Our results concord with the previous studies that the use ADC value for differentiation high risk versus low risk PCa and showed that computed high b-value cDWI₁₆₀₀ is a promising technique in detection of high risk PCa based on the high sensitivity (89.3%). This suggests that ADC and CR cDWI1600 have complementary value in separating PCa into different risk. However, by using CR cDWI1600 independently, we could not demonstrate a diagnostic benefit compared to standard ADC as there is considerable overlap among the low and high risk PCa groups. In conclusion, computed DWI is a potential tool in prostate cancer detection and prostate cancer aggressiveness when combined with standard ADC evaluation.

Acknowledgements

No acknowledgement found.

References

1. K. Katahira, T. Takahara, T. C. Kwee et al., “Ultra-high-b-value diffusion-weighted MR imaging for the detection of prostate cancer: evaluation in 201 cases with histopathological correlation,. European Radiology, vol. 21, no. 1, pp. 188–196, 2011.

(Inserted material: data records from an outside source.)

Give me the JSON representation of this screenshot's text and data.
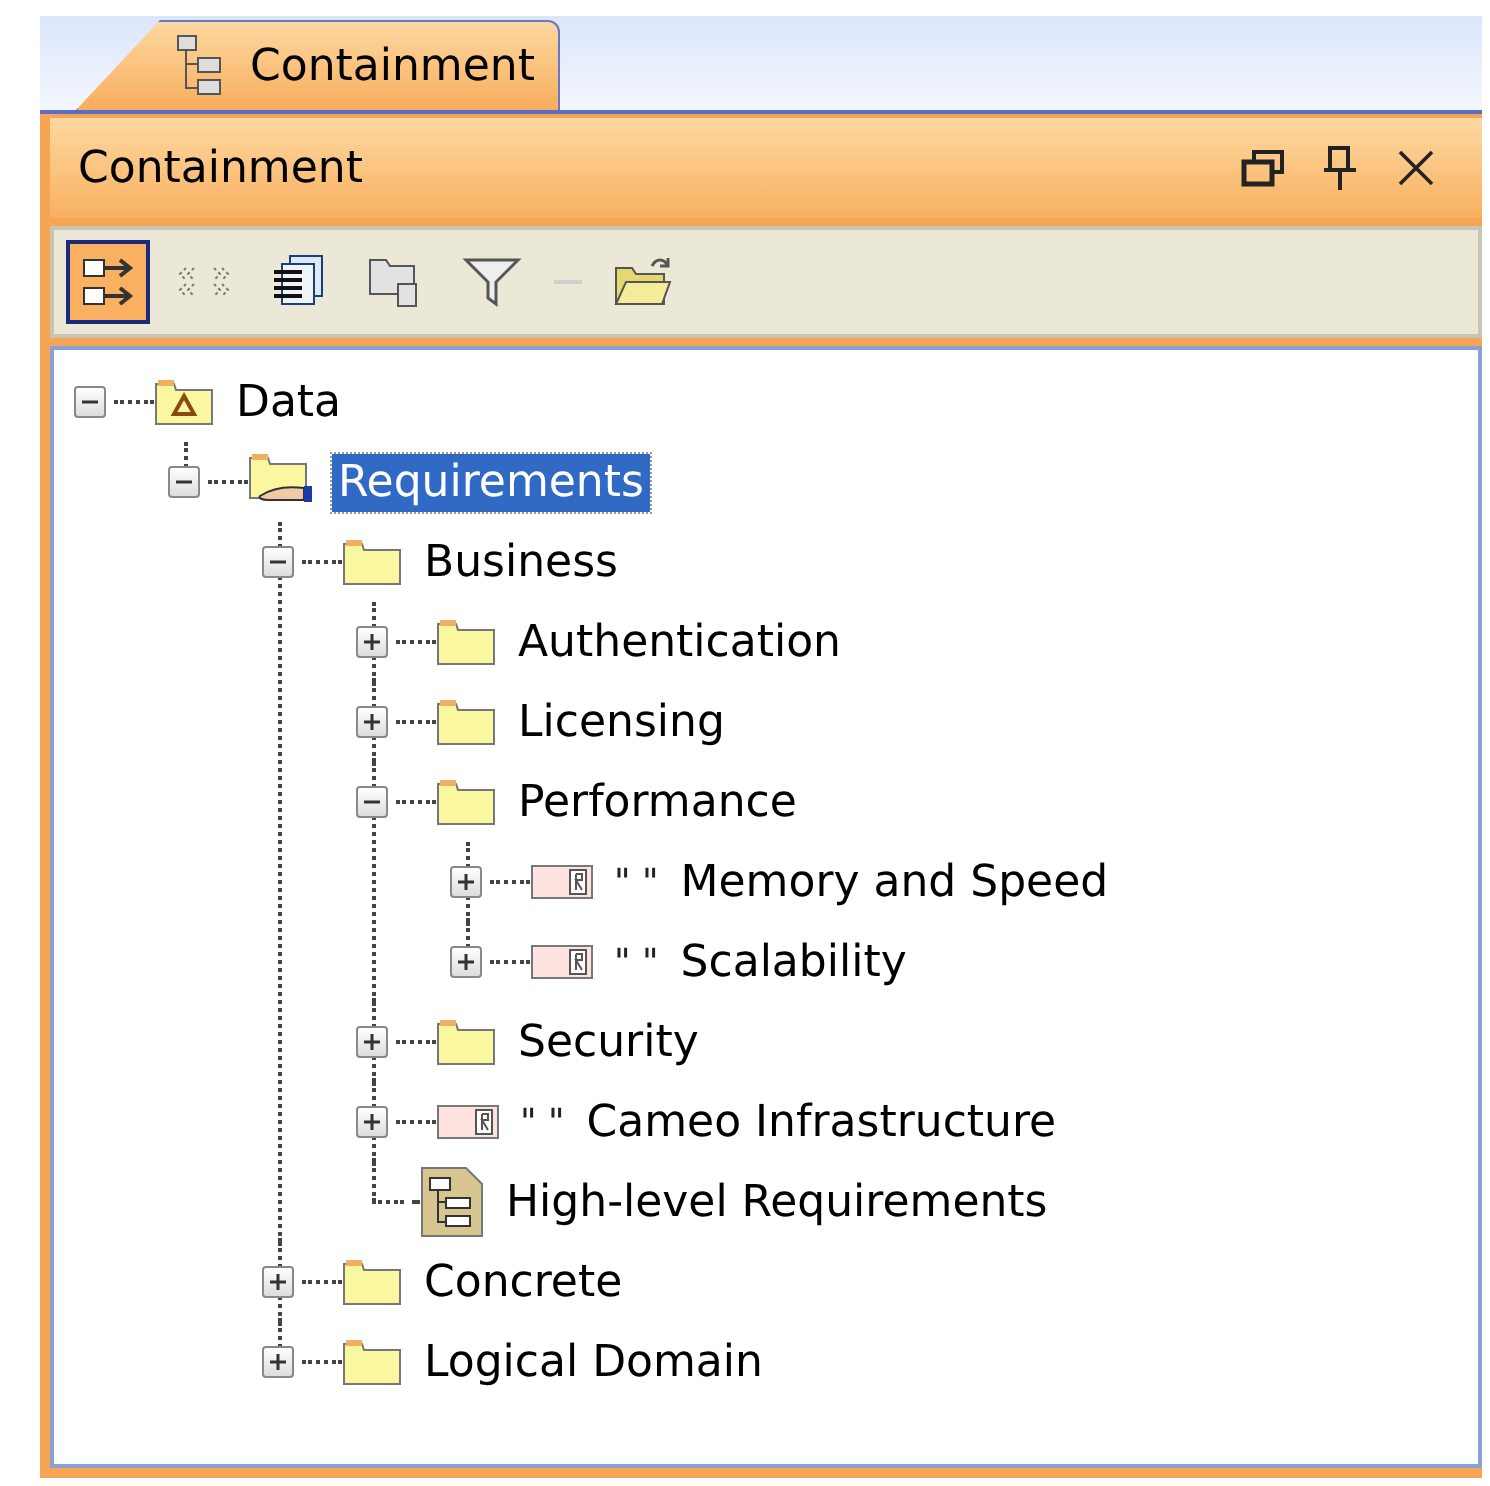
{
  "tab": {
    "label": "Containment",
    "selected": true
  },
  "panel": {
    "title": "Containment"
  },
  "toolbar": [
    {
      "kind": "expand",
      "selected": true
    },
    {
      "kind": "compartments",
      "selected": false
    },
    {
      "kind": "properties",
      "selected": false
    },
    {
      "kind": "package",
      "selected": false
    },
    {
      "kind": "filter",
      "selected": false
    },
    {
      "kind": "separator"
    },
    {
      "kind": "open",
      "selected": false
    }
  ],
  "tree": [
    {
      "label": "Data",
      "kind": "model",
      "expanded": true,
      "selected": false,
      "children": [
        {
          "label": "Requirements",
          "kind": "shared-folder",
          "expanded": true,
          "selected": true,
          "children": [
            {
              "label": "Business",
              "kind": "folder",
              "expanded": true,
              "selected": false,
              "children": [
                {
                  "label": "Authentication",
                  "kind": "folder",
                  "expanded": false,
                  "selected": false
                },
                {
                  "label": "Licensing",
                  "kind": "folder",
                  "expanded": false,
                  "selected": false
                },
                {
                  "label": "Performance",
                  "kind": "folder",
                  "expanded": true,
                  "selected": false,
                  "children": [
                    {
                      "label": "Memory and Speed",
                      "prefix": "\" \"",
                      "kind": "requirement",
                      "expanded": false,
                      "selected": false
                    },
                    {
                      "label": "Scalability",
                      "prefix": "\" \"",
                      "kind": "requirement",
                      "expanded": false,
                      "selected": false
                    }
                  ]
                },
                {
                  "label": "Security",
                  "kind": "folder",
                  "expanded": false,
                  "selected": false
                },
                {
                  "label": "Cameo Infrastructure",
                  "prefix": "\" \"",
                  "kind": "requirement",
                  "expanded": false,
                  "selected": false
                },
                {
                  "label": "High-level Requirements",
                  "kind": "diagram",
                  "selected": false
                }
              ]
            },
            {
              "label": "Concrete",
              "kind": "folder",
              "expanded": false,
              "selected": false
            },
            {
              "label": "Logical Domain",
              "kind": "folder",
              "expanded": false,
              "selected": false
            }
          ]
        }
      ]
    }
  ]
}
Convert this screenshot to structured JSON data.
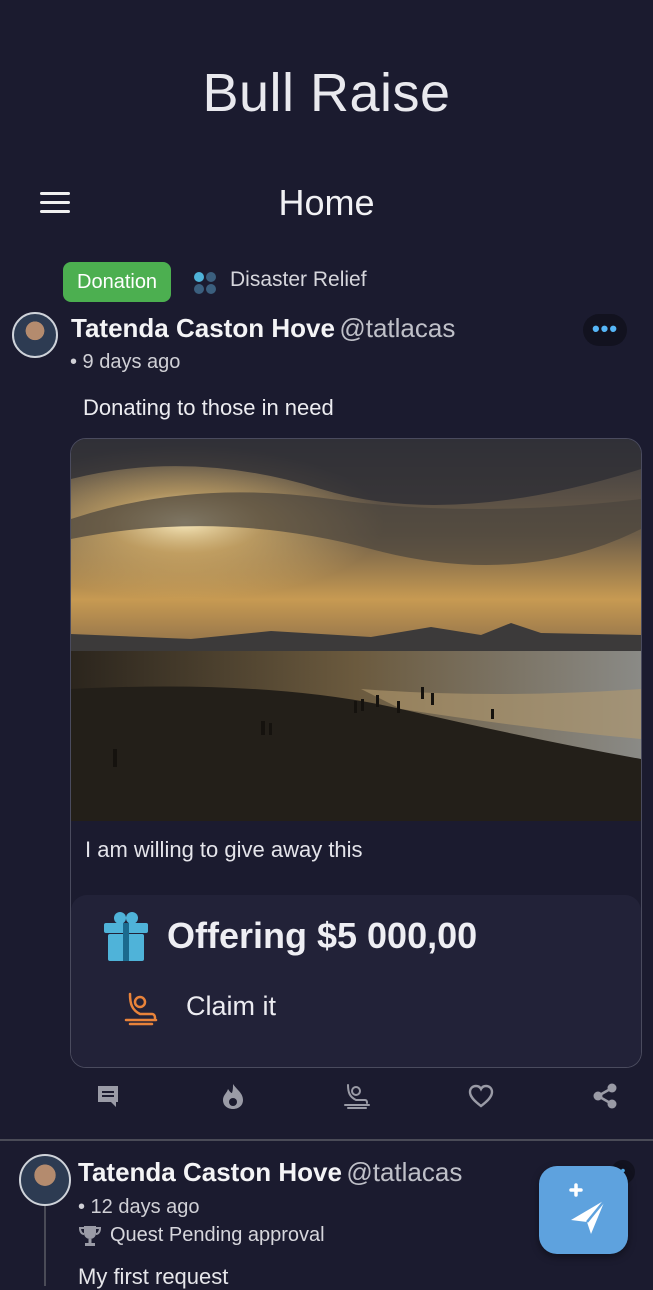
{
  "app": {
    "title": "Bull Raise"
  },
  "header": {
    "page_title": "Home"
  },
  "posts": [
    {
      "badge": "Donation",
      "category": "Disaster Relief",
      "author": "Tatenda Caston Hove",
      "handle": "@tatlacas",
      "time": "• 9 days ago",
      "text": "Donating to those in need",
      "card_text": "I am willing to give away this",
      "offer": "Offering $5 000,00",
      "claim_label": "Claim it",
      "more": "•••"
    },
    {
      "author": "Tatenda Caston Hove",
      "handle": "@tatlacas",
      "time": "• 12 days ago",
      "status": "Quest Pending approval",
      "text": "My first request"
    }
  ],
  "colors": {
    "background": "#1b1b2f",
    "badge": "#4caf50",
    "fab": "#5ea2de",
    "accent": "#56b6f7",
    "gift": "#4fb3d9",
    "claim": "#e9833a"
  },
  "icons": [
    "menu-icon",
    "category-icon",
    "more-icon",
    "gift-icon",
    "claim-icon",
    "comment-icon",
    "fire-icon",
    "claim-action-icon",
    "heart-icon",
    "share-icon",
    "trophy-icon",
    "send-icon"
  ]
}
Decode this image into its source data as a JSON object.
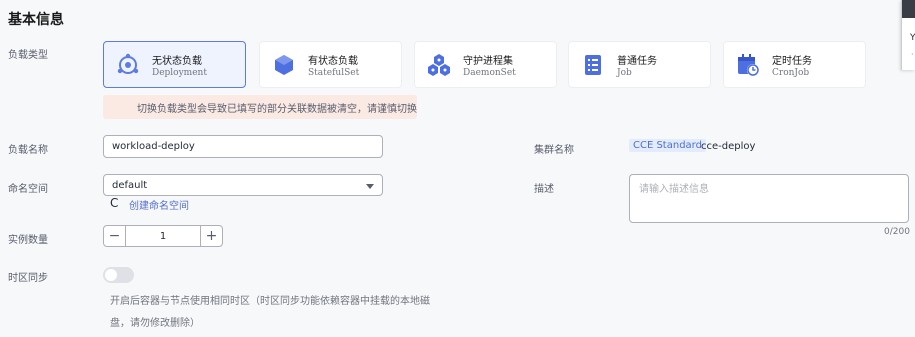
{
  "section_title": "基本信息",
  "workload_type": {
    "label": "负载类型",
    "cards": [
      {
        "title": "无状态负载",
        "subtitle": "Deployment",
        "icon": "deployment-icon",
        "selected": true
      },
      {
        "title": "有状态负载",
        "subtitle": "StatefulSet",
        "icon": "statefulset-icon",
        "selected": false
      },
      {
        "title": "守护进程集",
        "subtitle": "DaemonSet",
        "icon": "daemonset-icon",
        "selected": false
      },
      {
        "title": "普通任务",
        "subtitle": "Job",
        "icon": "job-icon",
        "selected": false
      },
      {
        "title": "定时任务",
        "subtitle": "CronJob",
        "icon": "cronjob-icon",
        "selected": false
      }
    ],
    "warning": "切换负载类型会导致已填写的部分关联数据被清空，请谨慎切换",
    "warning_icon": ""
  },
  "workload_name": {
    "label": "负载名称",
    "value": "workload-deploy"
  },
  "namespace": {
    "label": "命名空间",
    "value": "default",
    "create_link": "创建命名空间",
    "refresh_icon": "C"
  },
  "instances": {
    "label": "实例数量",
    "value": "1",
    "minus": "−",
    "plus": "+"
  },
  "timezone_sync": {
    "label": "时区同步",
    "enabled": false,
    "hint_line1": "开启后容器与节点使用相同时区（时区同步功能依赖容器中挂载的本地磁",
    "hint_line2": "盘，请勿修改删除）"
  },
  "cluster": {
    "label": "集群名称",
    "tag": "CCE Standard",
    "name": "cce-deploy"
  },
  "description": {
    "label": "描述",
    "placeholder": "请输入描述信息",
    "counter": "0/200"
  },
  "tooltip": {
    "text": "Y",
    "subtext": "·"
  },
  "colors": {
    "accent": "#5e7ce0",
    "link": "#526ecc",
    "warning_bg": "#fbe9e4",
    "warning_icon": "#c7000b"
  }
}
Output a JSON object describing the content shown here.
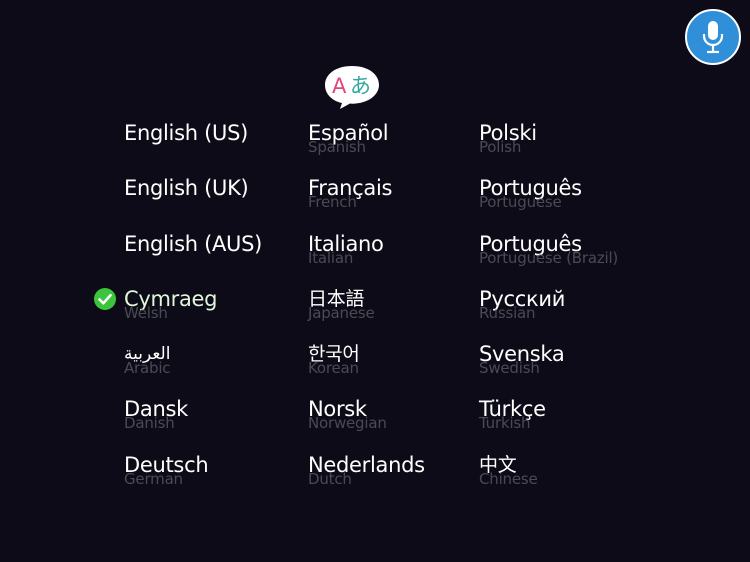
{
  "colors": {
    "background": "#0d0b17",
    "native_text": "#ffffff",
    "english_text": "#4a4a55",
    "mic_button": "#2f8fd8",
    "check": "#3cc43c"
  },
  "icons": {
    "mic": "microphone-icon",
    "header": "translate-icon",
    "selected": "checkmark-circle-icon"
  },
  "header_icon": {
    "latin": "A",
    "japanese": "あ"
  },
  "selected_language": "Cymraeg",
  "columns": [
    [
      {
        "native": "English (US)",
        "english": ""
      },
      {
        "native": "English (UK)",
        "english": ""
      },
      {
        "native": "English (AUS)",
        "english": ""
      },
      {
        "native": "Cymraeg",
        "english": "Welsh"
      },
      {
        "native": "العربية",
        "english": "Arabic"
      },
      {
        "native": "Dansk",
        "english": "Danish"
      },
      {
        "native": "Deutsch",
        "english": "German"
      }
    ],
    [
      {
        "native": "Español",
        "english": "Spanish"
      },
      {
        "native": "Français",
        "english": "French"
      },
      {
        "native": "Italiano",
        "english": "Italian"
      },
      {
        "native": "日本語",
        "english": "Japanese"
      },
      {
        "native": "한국어",
        "english": "Korean"
      },
      {
        "native": "Norsk",
        "english": "Norwegian"
      },
      {
        "native": "Nederlands",
        "english": "Dutch"
      }
    ],
    [
      {
        "native": "Polski",
        "english": "Polish"
      },
      {
        "native": "Português",
        "english": "Portuguese"
      },
      {
        "native": "Português",
        "english": "Portuguese (Brazil)"
      },
      {
        "native": "Русский",
        "english": "Russian"
      },
      {
        "native": "Svenska",
        "english": "Swedish"
      },
      {
        "native": "Türkçe",
        "english": "Turkish"
      },
      {
        "native": "中文",
        "english": "Chinese"
      }
    ]
  ]
}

2. Y. Ueno, K. Kitajima, K. Sugimura et al., “Ultra-high b-value diffusion-weighted MRI for the detection of prostate cancer with 3-T MRI,” Journal of Magnetic Resonance Imaging, vol. 38, no. 1, pp. 154–160, 2013

3. M. C. Maas, J. J. F?utterer, and T. W. Scheenen, “Quantitative evaluation of computed high b value diffusion-weighted magnetic resonance imaging of the prostate,” Investigative Radiology, vol. 48, no. 11, pp. 779–786, 2013.

4. Metin et al, “Conspicuity of Peripheral Zone Prostate Cancer on Computed Diffusion-Weighted Imaging: Comparison of cDWI1500, cDWI2000, and cDWI3000,” BioMed Research International, Volume 2014, Article ID 768291, 6 pages.